The next part of the argument is whether this is a dispute within the meaning of section 76(1) Co-operative Societies Act. If it is not a “dispute” then it is argued the section does not apply. Recourse is had to the law of arbitration. We are all familiar with arbitration clauses, which usually start:
“If any dispute or difference shall arise between the parties…. then the matter goes to arbitration.”
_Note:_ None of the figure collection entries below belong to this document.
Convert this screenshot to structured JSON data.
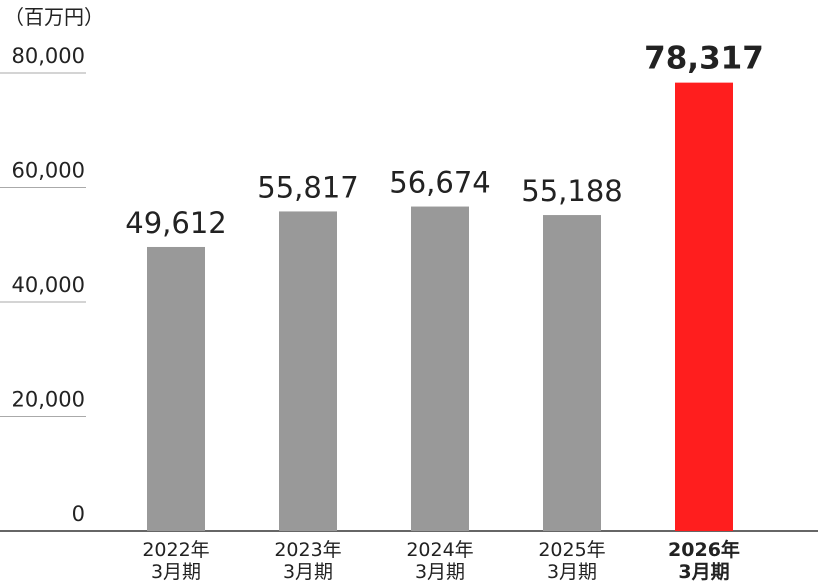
{
  "chart_data": {
    "type": "bar",
    "y_label": "（百万円）",
    "categories": [
      "2022年\n3月期",
      "2023年\n3月期",
      "2024年\n3月期",
      "2025年\n3月期",
      "2026年\n3月期"
    ],
    "values": [
      49612,
      55817,
      56674,
      55188,
      78317
    ],
    "value_labels": [
      "49,612",
      "55,817",
      "56,674",
      "55,188",
      "78,317"
    ],
    "colors": [
      "#999999",
      "#999999",
      "#999999",
      "#999999",
      "#ff1e1e"
    ],
    "emphasis": [
      false,
      false,
      false,
      false,
      true
    ],
    "ylim": [
      0,
      80000
    ],
    "yticks": [
      0,
      {
        "value": 20000,
        "label": "20,000"
      },
      {
        "value": 40000,
        "label": "40,000"
      },
      {
        "value": 60000,
        "label": "60,000"
      },
      {
        "value": 80000,
        "label": "80,000"
      }
    ]
  }
}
So, the argument goes, what happens when there is no dispute between A and B but B just declines to pay: is the refusal to pay a dispute. That issue was dealt with the London and North Western Railways vs Jones  2 KB 35 citing with approval London & North Western Railways vs Billington (1899) AC 81 in which the Lord Chancellor is quoted as saying
“Any contention that the parties could, when they are sued for the price of the services, raise then for the first time, the question whether or not the charges were reasonable and that therefore they have a right to go to an arbitrator seems to me absolutely untenable.”
Reference to the plaint in the case before me makes it plain that there was an original agreement by the defendant to pay to the plaintiff Shs 39,753,303/-. Very shortly thereafter, the defendant revoked those instructions – the plaintiff says the defendant did so wrongfully and unlawfully – and gave different instructions.
The plaintiff says there is no real dispute. The defendant agreed to pay Shs 39,753,303/=: then changed that to Shs 19,759,303/- and then after two months revoked that instruction. None of the instructions be it noted was irrevocable. Had either the first and second instruction given by the defendant to its bank been acted on, the defendant would have had no complaint against its bank. It is perhaps significant that the bank did not hasten to comply: perhaps there were no funds.
Whatever the position may have been immediately after the first instruction was given on 17th October, 1999 and whatever the position may have been immediately after the second instruction on 25th October, 1999 the fact remains that the plaint in this matter was not filed until 10th February 2000 by which time the third – and nullifying - instruction had been resolved on 24th December, 1999 albeit not communicated to the bank until 21st February 2000.
It is clear to me that there is a dispute between two co-operative societies within the meaning of section 76 (1) Co-operative Societies Act which has to go to the Tribunal. I do not think that the plaintiff can bring itself within the quotation from Russell on Arbitration in Geomax Consulting Engineers vs KPT HCCC 1210/96.
“Mere refusal to pay upon a claim which is not really disputed does not necessarily give rise to a ‘dispute’ calling an arbitration clause into operation. It does not follow that the Courts cannot be resorted to without previous recourse to arbitration to enforce a claim which is not disputed but which the trader merely persists in not paying.”
Note that the resolution revoking the first two instructions was by a general meeting of the defendant not just the whim or blank refusal of a minor officer.
For these reasons the Preliminary Objection is upheld and the suit is struck out with costs.
Dated and Delivered at Nairobi this 23rd day of November 2000.